Flexible and Printed PPG Sensors for Estimation of Drowsiness

We report printed flexible optoelectronic sensors composed of red organic light-emitting diodes (OLEDs) and organic photodiodes (OPDs) for detection of various biological signals in a photoplethysmograph (PPG) device. Fabricated flexible OLEDs achieved maximum luminance >1000 cd/m 2 at 9 V, with peak at 640 nm. Maximum flexible OPD photosensitivity for the poly(3-hexylthiophene-2, 5-diyl) and phenyl-C61-butyric acid methyl ester (PCBM) heterojunction is $ {2} \times {10}^{{2}}$ at 0 V and 1.76 at −1 V, irradiated with 1.2 mW/cm 2 at 660 nm. The diketopyrrolopyrrole thieno [3,2-b]thiophene blended with PCBM OPDs with poly (3,4-ethylenedioxythiophene):polystyrene sulfonate anode showed photosensitivity = 84 at −1 V bias to almost ${6} \times {10}^{{4}}$ at 0 V accompanied by low dark current ( ${9.5} \times {10}^{-{8}}$ A/cm 2 at −1 V).
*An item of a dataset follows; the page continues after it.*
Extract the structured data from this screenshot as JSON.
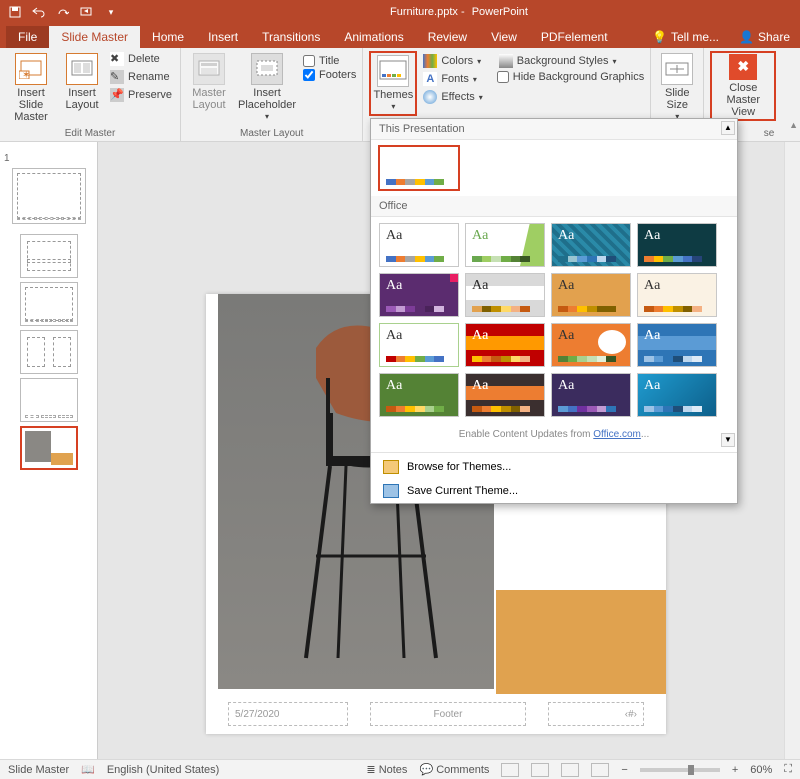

PPG signals were successfully detected using the developed flexible PPG sensor and the conventional driving circuit. Human studies were conducted to evaluate the flexible PPG sensor performance in practical applications. Subject drowsiness was estimated from heart rate variability, extracted from the PPG signals, using machine learning algorithms. The flexible PPG sensor achieved 79.2% accuracy and 72.1% area under the receiver (AUC) to predict drowsiness (60-s window), which are meaningful results compared with conventional PPG sensors (83.3% accuracy and 69% AUC). Drowsiness estimation experiments using two PPG signals showed that the flexible PPG sensor achieved similar or better performance compared to conventional PPG sensors.